Back Buttons for Web View Controllers

If Zawinski’s Law applies to desktop software, then I propose a corollary for iPhone apps: every app expands until it includes a web browser. In-app browser design is something I care deeply about, mostly because everybody gets it wrong.

The common implementation, which you’ll see in most apps (notably including Facebook), uses a toolbar with back/forward/refresh controls in addition to the navigation bar.

This is terrible and confusing because users will always hit the wrong back button. I know how the damn things are supposed to work, and I still accidentally back out of the web view instead of navigating back within the view.

Having two back buttons is silly, and it’s obviously a horrible UX decision. There should be exactly one “Back” action, and it should just go take you to whatever you were just previously looking at; your customers shouldn’t need to care about some trivial distinction between a web page within an app and the app itself.

Tweetbot gets this right. (If you don’t use Tweetbot, go buy it now. I’ll wait.)

We did something similar for NYT Now. It’s a simple implementation; on a back button press, we check whether the web view can go back, and if so we tell it to navigate back. Otherwise, we pop the view controller off the nav stack.
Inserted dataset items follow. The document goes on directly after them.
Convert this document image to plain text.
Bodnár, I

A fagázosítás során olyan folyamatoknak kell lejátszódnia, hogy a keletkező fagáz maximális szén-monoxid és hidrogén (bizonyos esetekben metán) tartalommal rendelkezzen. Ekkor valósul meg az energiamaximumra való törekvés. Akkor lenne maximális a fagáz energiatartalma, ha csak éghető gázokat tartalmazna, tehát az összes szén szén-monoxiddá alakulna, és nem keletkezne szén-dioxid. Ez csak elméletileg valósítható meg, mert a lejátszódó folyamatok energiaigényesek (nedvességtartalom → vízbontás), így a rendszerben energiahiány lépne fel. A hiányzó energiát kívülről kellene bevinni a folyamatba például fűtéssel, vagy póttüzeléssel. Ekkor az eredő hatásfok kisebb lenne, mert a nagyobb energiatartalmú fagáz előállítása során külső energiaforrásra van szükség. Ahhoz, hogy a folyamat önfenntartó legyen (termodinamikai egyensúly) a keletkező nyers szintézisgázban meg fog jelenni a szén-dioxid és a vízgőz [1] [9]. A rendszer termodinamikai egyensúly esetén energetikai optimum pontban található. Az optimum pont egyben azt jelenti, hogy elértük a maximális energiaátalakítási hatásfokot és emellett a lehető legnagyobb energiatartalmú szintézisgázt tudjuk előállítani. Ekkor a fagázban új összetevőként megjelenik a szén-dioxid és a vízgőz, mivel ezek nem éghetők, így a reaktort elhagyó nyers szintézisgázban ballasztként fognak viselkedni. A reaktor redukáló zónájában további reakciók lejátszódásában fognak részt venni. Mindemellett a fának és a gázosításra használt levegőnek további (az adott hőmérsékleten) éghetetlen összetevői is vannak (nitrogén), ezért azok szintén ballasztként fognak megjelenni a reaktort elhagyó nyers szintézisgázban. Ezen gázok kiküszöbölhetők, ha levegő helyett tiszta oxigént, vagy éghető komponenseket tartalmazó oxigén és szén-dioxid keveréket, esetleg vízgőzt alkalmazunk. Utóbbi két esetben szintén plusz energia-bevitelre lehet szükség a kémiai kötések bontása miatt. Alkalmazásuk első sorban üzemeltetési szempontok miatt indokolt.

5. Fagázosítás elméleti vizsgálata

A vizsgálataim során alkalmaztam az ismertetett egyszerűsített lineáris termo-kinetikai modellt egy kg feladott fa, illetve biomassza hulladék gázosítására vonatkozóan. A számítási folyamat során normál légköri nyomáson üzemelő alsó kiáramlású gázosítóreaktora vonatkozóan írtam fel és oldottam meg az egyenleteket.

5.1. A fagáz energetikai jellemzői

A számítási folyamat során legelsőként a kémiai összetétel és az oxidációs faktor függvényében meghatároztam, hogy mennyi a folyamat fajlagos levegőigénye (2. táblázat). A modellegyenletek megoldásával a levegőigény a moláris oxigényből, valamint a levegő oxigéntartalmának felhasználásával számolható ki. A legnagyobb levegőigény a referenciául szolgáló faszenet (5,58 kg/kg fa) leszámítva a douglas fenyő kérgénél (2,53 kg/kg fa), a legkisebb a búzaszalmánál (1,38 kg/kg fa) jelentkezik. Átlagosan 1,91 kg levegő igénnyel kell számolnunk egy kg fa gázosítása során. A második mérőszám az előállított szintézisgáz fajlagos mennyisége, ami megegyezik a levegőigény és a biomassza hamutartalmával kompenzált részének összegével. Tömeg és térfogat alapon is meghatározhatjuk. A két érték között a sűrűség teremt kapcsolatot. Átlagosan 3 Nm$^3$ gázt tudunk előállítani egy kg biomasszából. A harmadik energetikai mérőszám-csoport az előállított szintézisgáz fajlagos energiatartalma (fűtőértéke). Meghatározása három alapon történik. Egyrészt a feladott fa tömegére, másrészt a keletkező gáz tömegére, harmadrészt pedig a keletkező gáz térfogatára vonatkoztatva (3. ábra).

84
This presents one real, obvious problem: what if the web view displays some terrible site that breaks the back button?

We’ve dealt with that, too. If the back button is tapped 5 times, we pop the web view controller off the nav stack regardless of whether the web view could navigate back. Yes, this means you lose the ability to go back 5 or more pages, but this isn’t a common case in our in-app browser, and I’ve heard no complaints about it from customers.

(I think it’s 5 times, anyway. I wrote that code quite a while ago.)

That’s the right way to do things.

Oh, and what about the forward and refresh controls? You don’t need them. When was the last time you used either in an in-app browser? They’re not worth the screen space.